Нам больше нравится ночь - страница 15



– Мне идти?

Последовал кивок – так могла бы кивнуть статуя на главной городской площади, которую по нелогичной фантазии муниципалитета водрузили без постамента прямо на асфальте.

Кира неторопливо пошла по коридору. Её окликнул голос, до того не похожий на голос завуча, что она не сразу обернулась.

– Что вас напугало? – Мягко спросила Анна Станиславовна.

Кира проглотила камешек в горле.

– Софье Михайловне нужен журнал. Она рассердится на меня.

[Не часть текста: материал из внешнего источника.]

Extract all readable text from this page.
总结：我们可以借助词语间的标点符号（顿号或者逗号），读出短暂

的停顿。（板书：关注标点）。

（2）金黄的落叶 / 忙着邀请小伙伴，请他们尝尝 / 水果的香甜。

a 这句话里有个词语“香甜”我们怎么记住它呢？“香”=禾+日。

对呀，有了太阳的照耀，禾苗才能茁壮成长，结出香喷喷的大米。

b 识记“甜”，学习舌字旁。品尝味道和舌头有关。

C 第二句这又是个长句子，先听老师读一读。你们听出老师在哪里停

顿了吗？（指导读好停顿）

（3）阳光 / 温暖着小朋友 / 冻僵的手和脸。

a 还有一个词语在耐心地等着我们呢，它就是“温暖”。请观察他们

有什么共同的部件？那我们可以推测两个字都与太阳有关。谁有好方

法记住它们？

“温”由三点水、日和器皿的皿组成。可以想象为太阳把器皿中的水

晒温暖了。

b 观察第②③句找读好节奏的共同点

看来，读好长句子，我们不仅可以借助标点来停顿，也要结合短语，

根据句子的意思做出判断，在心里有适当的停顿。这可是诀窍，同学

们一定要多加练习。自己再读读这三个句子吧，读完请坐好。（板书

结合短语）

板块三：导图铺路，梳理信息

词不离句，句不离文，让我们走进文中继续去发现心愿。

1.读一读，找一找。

Анна Станиславовна еле заметно усмехнулась – ужо я тебя с твоей Софьей Михайловной, которая ненамного старше тебя, маленькая противная гусеница. Она отослала девочку движением руки и даже не посмотрела вслед. Детские ноги протопали по коридору, хлопнула дверь, вырвался голос, говорящий: «Нет, учебники пока не открывайте…»

Слух у старухи был лучше, чем могла себе вообразить даже, скажем, Лиза. Она постояла возле учительской и протянула длинные, чуть скрюченные пальцы к вычурной ручке. Вот девчонка и наказана, сказала она себе. Но тотчас лицо её помрачнело.

Что, чёрт подери, она там…

Бывшая фрейлина умела выражаться наедине с собою так, что, пожалуй, не по зубкам никому из вверенного ей женственного легиона, даже убеждённым в собственной циничности девятиклассницам. Надо, кстати, подумать об отдельном входе для них. Соседство с ними дурно действует на девочек из среднего звена – следует поберечь их от преждевременных поступков и мыслей. Они задумываются…

Войдя в учительскую, она поняла, что следует признаться себе ещё в одном поступке – она охотно задержалась из-за девочки, чтобы оттянуть размышления, на которые наводила беседа с Лизкой. Что ж, вот и тебе, старая дура, сказал кто-то прямо в голове. Она взглянула на портрет основательницы гимназии. Интересно, кто принёс его тогда?

Она не стала доискиваться, расспрашивать… ведь, в конце-то концов, это ей надлежало сберечь память о хозяйке.

Давненько я тебя не видала, сказала она портрету.

Светлые тихие глаза согласились – давненько.

Потом она села на диван и принялась смотреть на печку, подперев сильный подбородок костлявой кистью, затянутой почти до кончиков пальцев в манжет с аккуратно пришитым, ежедневно свежим кружевом.


Проходя по коридору, Кира увидела, что в соседнем классе открыта дверь и вспомнила, что географичка Сюзанна Сигизмундовна всегда страдает от духоты. Раздалось крещендо:

– Кто дежурный?

Послышался лёгкий шум и звук отодвигаемого стула.

– Фамилия.

Чуточку развязный девичий голосок почтительно проблеял:

– Ряженых, Сюзанна Сигизмундовна.

– Два в журнал. – Как во сне отозвался голос. – Дневник в конце урока.

Стало очень тихо. Стул снова стукнул, немного громче, чем прежде – Лена Ряженых не вполне владела своими чувствами.

Наверное, опять карту криво повесила, подумала Кира. Шмыгнув мимо приотворённой двери, она тишком заглянула – над столом висела гигантская чёрная букля волос, одна из двух, служивших неизменным украшением и главной приметой Сюзанны Сигизмундовны. Затаив дыхание и с силой прижимая к себе журнал, будто его кто-то вытягивал у неё из рук, Кира задержалась у двери. Из своей засады она увидала окостеневшие профили передних девочек из параллельного класса и кусок доски – на нём, и вправду, висела несколько наискось карта мира.

Букля над столом пришла в движение, и Кире грозило узреть парное украшение. Она деловито затопала мимо, посмеиваясь про себя. Чуть-чуть и Букли бы словили её за неприглядным занятием. Этого не доставало. Кажется, за несколько минут этого утра она ухитрилась испортить себе репутацию так, как не вышло у Ленки Ряженых за все шесть лет обучения. А это что-нибудь да значит, сказала себе Кира с недетской улыбкой.